Substreams allow MATLAB to tie each iteration to a particular sequence of random numbers. parfor gives each iteration an index. The iteration uses the index as the substream number. Since the random numbers are associated with the iterations, not with the workers, the entire computation is reproducible.

To obtain reproducible results, simply reset the stream, and all the substreams generate identical random numbers when called again. This method succeeds when all the workers use the same stream, and the stream supports substreams. This concludes the discussion of how the procedure in Running Reproducible Parallel Computations gives reproducible parallel results.

Random Numbers on the Client or Workers

A few functions generate random numbers on the client before distributing them to parallel workers. The workers do not use random numbers, so operate purely deterministically. For these functions, you can run a parallel computation reproducibly using any random stream type.

The functions that operate this way include:

To obtain identical results, reset the random stream on the client, or the random stream you pass to the client. For example:

s = rng % Obtain the current state of the random stream
% run the statistical function
rng(s) % Reset the stream to the previous state
% run the statistical function again, obtain identical results

While this method enables you to run reproducibly in parallel, the results can differ from a serial computation. The reason for the difference is parfor loops run in reverse order from for loops. Therefore, a serial computation can generate random numbers in a different order than a parallel computation. For unequivocal reproducibility, use the technique in Running Reproducible Parallel Computations.

Distributing Streams Explicitly

For testing or comparison using particular random number algorithms, you must set the random number generators. How do you set these generators in parallel, or initialize streams on each worker in a particular way? Or you might want to run a computation using a different sequence of random numbers than any other you have run. How can you ensure the sequence you use is statistically independent?

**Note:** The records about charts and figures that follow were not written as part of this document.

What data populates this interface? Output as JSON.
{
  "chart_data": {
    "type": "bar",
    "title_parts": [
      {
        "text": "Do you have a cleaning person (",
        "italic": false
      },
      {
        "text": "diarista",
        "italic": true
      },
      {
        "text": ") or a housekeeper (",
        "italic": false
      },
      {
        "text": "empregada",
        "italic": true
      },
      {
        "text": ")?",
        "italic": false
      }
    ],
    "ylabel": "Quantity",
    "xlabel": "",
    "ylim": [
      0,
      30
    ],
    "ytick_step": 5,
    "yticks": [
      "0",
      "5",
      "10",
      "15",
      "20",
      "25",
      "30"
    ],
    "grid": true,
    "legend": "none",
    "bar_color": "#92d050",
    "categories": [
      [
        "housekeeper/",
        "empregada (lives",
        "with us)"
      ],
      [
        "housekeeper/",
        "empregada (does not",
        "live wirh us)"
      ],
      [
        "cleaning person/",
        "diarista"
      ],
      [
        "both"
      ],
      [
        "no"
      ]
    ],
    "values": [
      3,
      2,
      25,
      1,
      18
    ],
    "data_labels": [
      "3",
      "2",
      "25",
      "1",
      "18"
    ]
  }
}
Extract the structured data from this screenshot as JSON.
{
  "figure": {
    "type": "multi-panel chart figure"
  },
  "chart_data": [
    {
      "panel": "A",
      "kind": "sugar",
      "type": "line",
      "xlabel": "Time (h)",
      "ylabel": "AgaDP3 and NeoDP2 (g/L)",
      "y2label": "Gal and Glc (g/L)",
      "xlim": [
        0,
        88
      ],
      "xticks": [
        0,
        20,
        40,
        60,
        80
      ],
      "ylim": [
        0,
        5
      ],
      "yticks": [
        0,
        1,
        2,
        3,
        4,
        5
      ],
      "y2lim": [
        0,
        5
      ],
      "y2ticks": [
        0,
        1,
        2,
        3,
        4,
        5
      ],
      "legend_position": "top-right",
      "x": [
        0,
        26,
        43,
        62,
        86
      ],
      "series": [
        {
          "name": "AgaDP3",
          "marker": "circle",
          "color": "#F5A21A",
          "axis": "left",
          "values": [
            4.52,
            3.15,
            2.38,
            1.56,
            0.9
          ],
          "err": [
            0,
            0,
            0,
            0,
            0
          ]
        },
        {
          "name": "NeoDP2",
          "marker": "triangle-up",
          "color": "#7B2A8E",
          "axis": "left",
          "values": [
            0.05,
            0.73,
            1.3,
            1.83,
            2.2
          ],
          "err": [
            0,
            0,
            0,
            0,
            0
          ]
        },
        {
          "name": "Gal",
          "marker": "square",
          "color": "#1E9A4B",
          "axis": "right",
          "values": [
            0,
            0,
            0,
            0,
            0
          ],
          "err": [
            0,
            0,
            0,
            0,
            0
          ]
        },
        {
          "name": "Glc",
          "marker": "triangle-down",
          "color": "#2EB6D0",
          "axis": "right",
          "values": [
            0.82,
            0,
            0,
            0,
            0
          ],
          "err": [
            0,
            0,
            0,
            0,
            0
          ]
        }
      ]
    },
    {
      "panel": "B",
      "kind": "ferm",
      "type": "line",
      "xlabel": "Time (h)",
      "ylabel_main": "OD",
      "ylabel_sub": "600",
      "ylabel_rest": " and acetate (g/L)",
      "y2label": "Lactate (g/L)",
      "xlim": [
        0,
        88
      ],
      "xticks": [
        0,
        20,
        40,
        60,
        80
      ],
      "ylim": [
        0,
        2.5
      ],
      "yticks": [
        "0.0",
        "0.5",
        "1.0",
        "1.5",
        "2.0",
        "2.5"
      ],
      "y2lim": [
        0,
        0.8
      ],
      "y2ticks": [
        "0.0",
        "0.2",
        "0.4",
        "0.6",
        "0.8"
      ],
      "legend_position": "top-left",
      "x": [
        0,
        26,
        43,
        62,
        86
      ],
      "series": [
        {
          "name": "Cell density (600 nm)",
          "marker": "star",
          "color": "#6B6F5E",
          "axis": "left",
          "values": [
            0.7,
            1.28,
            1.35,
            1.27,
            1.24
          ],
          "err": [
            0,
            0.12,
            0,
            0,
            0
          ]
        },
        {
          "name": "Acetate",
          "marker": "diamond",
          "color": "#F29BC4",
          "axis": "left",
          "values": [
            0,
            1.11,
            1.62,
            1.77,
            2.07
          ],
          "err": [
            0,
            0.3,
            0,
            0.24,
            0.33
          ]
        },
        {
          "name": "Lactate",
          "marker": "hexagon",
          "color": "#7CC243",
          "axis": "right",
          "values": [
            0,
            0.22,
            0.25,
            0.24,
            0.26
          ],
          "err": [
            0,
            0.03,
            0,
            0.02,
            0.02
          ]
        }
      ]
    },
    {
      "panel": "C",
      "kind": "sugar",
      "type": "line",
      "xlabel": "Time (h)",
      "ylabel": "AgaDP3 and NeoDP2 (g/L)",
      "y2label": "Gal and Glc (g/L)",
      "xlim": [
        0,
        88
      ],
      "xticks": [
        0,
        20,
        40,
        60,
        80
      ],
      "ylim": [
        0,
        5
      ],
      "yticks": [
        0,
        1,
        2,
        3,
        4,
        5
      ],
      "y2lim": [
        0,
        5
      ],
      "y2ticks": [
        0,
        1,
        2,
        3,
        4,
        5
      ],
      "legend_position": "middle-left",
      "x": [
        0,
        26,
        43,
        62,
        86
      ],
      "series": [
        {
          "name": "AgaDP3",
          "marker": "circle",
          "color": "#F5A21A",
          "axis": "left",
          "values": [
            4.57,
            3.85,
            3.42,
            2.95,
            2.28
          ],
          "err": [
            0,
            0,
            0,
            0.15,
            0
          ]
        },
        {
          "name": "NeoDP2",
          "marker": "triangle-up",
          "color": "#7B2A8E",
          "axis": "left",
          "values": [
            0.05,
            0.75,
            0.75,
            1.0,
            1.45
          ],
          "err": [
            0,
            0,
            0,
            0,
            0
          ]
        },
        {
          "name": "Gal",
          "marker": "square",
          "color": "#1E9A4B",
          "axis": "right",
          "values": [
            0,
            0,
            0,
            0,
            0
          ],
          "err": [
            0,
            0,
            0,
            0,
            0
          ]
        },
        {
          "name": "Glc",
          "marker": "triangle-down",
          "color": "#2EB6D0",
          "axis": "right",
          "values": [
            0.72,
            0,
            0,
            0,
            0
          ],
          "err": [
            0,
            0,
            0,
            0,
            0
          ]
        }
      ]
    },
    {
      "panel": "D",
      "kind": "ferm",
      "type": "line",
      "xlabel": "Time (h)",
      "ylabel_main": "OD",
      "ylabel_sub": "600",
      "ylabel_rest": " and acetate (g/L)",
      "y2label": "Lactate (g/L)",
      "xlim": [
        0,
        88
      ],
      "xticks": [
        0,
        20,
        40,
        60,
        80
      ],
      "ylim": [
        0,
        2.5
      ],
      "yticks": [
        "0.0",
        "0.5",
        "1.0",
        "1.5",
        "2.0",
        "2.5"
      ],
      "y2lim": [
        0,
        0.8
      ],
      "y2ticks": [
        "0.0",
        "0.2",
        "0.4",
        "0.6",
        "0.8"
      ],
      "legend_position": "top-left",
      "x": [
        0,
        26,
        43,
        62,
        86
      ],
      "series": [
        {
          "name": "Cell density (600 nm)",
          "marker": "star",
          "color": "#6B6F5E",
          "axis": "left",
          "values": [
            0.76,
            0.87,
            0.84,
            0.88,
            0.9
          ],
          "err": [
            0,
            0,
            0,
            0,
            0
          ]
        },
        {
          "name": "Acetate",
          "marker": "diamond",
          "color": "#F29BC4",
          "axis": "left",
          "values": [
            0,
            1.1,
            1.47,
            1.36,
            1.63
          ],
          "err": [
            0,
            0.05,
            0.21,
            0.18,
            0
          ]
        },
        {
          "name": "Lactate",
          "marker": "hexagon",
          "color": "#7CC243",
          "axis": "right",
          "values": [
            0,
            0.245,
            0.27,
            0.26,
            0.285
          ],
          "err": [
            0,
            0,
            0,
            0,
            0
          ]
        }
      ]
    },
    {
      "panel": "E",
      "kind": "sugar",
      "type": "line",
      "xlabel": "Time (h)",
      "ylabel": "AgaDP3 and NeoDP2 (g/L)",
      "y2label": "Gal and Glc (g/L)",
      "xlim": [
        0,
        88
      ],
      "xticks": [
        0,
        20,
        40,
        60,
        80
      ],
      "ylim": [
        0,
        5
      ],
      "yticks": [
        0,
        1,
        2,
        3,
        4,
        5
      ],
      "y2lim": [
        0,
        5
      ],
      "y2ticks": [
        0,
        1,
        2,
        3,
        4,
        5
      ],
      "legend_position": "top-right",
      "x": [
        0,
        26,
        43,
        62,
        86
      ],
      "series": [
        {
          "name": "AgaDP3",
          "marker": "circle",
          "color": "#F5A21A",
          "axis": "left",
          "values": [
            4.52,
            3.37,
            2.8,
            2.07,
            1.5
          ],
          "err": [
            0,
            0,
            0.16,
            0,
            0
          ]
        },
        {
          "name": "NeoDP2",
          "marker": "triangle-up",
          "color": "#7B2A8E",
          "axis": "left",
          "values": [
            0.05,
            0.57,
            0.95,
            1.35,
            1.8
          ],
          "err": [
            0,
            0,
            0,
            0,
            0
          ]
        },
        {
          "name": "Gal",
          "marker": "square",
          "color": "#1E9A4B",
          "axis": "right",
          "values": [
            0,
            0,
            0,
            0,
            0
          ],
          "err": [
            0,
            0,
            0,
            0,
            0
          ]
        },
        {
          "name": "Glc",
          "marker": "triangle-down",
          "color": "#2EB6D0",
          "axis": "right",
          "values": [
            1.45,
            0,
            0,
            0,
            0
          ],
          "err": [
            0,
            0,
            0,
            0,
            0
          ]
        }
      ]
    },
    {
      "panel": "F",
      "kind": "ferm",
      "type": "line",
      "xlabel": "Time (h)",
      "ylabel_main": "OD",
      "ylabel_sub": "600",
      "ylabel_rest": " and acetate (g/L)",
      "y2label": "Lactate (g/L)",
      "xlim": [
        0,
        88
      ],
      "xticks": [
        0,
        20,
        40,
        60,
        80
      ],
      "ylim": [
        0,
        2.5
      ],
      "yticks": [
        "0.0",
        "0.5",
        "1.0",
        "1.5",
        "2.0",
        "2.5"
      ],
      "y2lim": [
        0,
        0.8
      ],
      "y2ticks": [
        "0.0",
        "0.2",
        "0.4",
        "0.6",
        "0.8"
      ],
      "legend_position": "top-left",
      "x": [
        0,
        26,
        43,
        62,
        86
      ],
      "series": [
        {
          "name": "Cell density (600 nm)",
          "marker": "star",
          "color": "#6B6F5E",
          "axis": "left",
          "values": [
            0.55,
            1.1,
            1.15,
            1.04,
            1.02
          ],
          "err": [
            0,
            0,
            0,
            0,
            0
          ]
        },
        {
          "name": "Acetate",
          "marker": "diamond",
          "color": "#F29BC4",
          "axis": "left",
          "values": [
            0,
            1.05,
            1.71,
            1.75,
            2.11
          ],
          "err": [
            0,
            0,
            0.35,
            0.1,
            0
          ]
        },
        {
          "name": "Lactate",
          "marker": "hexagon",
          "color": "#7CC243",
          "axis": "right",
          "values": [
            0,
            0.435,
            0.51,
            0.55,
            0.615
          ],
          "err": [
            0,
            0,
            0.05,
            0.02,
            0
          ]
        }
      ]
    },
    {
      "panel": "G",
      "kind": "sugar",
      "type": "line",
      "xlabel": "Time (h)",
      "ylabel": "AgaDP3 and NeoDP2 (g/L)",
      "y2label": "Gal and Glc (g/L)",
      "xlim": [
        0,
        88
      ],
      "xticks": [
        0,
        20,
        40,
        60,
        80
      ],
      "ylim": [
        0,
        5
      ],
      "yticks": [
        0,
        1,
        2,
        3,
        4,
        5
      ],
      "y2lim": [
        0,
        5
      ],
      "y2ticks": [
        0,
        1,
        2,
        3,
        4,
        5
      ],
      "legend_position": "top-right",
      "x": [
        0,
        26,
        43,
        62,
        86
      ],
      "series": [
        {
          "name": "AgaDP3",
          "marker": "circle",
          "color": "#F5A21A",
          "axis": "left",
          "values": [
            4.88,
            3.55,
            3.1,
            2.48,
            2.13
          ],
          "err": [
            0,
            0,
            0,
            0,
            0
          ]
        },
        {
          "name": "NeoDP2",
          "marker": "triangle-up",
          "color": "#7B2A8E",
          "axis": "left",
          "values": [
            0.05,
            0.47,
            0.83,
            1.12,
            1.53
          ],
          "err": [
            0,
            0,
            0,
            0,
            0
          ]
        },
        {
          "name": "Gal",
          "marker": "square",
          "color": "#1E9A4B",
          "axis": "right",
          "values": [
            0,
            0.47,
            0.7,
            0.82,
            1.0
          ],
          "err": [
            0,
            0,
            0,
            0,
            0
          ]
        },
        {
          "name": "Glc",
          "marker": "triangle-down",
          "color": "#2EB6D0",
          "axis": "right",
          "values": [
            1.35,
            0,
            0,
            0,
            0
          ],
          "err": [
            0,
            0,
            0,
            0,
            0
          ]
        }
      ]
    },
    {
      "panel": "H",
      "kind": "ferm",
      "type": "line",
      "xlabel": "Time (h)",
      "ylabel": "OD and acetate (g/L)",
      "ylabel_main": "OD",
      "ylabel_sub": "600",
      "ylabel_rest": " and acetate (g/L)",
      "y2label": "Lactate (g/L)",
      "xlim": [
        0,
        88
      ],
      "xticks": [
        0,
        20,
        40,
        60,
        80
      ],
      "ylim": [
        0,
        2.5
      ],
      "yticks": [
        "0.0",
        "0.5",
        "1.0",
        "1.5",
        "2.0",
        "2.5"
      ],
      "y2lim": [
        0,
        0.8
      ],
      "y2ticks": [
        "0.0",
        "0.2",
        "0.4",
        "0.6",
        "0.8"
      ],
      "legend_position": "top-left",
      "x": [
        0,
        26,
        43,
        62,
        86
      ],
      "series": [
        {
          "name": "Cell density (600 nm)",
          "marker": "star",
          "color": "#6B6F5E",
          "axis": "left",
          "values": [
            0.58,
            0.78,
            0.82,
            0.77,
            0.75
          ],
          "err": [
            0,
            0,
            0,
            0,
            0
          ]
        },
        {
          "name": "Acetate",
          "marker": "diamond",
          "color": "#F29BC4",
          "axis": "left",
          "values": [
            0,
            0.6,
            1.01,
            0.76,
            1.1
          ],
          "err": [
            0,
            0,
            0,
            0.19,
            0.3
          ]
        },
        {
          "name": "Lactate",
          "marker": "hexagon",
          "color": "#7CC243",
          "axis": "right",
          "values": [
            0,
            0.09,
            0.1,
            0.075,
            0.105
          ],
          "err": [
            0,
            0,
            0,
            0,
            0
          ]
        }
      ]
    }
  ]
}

Parallel Statistics and Machine Learning Toolbox functions allow you to set random streams on each worker explicitly. For information on creating multiple streams, enter help RandStream/create at the command line. To create four independent streams using the 'mrg32k3a' generator:

s = RandStream.create('mrg32k3a','NumStreams',4,...
    'CellOutput',true);

Pass these streams to a statistical function using the Streams option. For example:

parpool(4) % if you have at least 4 cores
s = RandStream.create('mrg32k3a','NumStreams',4,...
    'CellOutput',true); % create 4 independent streams
paroptions = statset('UseParallel',true,...
    'Streams',s); % set the 4 different streams
x = [randn(700,1); 4 + 2*randn(300,1)];
latt = -4:0.01:12;
myfun = @(X) ksdensity(X,latt); 
pdfestimate = myfun(x);
B = bootstrp(200,myfun,x,'Options',paroptions);

This method of distributing streams gives each worker a different stream for the computation. However, it does not allow for a reproducible computation, because the workers perform the 200 bootstraps in an unpredictable order. If you want to perform a reproducible computation, use substreams as described in Running Reproducible Parallel Computations.

If you set the UseSubstreams option to true, then set the Streams option to a single random stream of the type that supports substreams ('mlfg6331_64' or 'mrg32k3a'). This setting gives reproducible computations.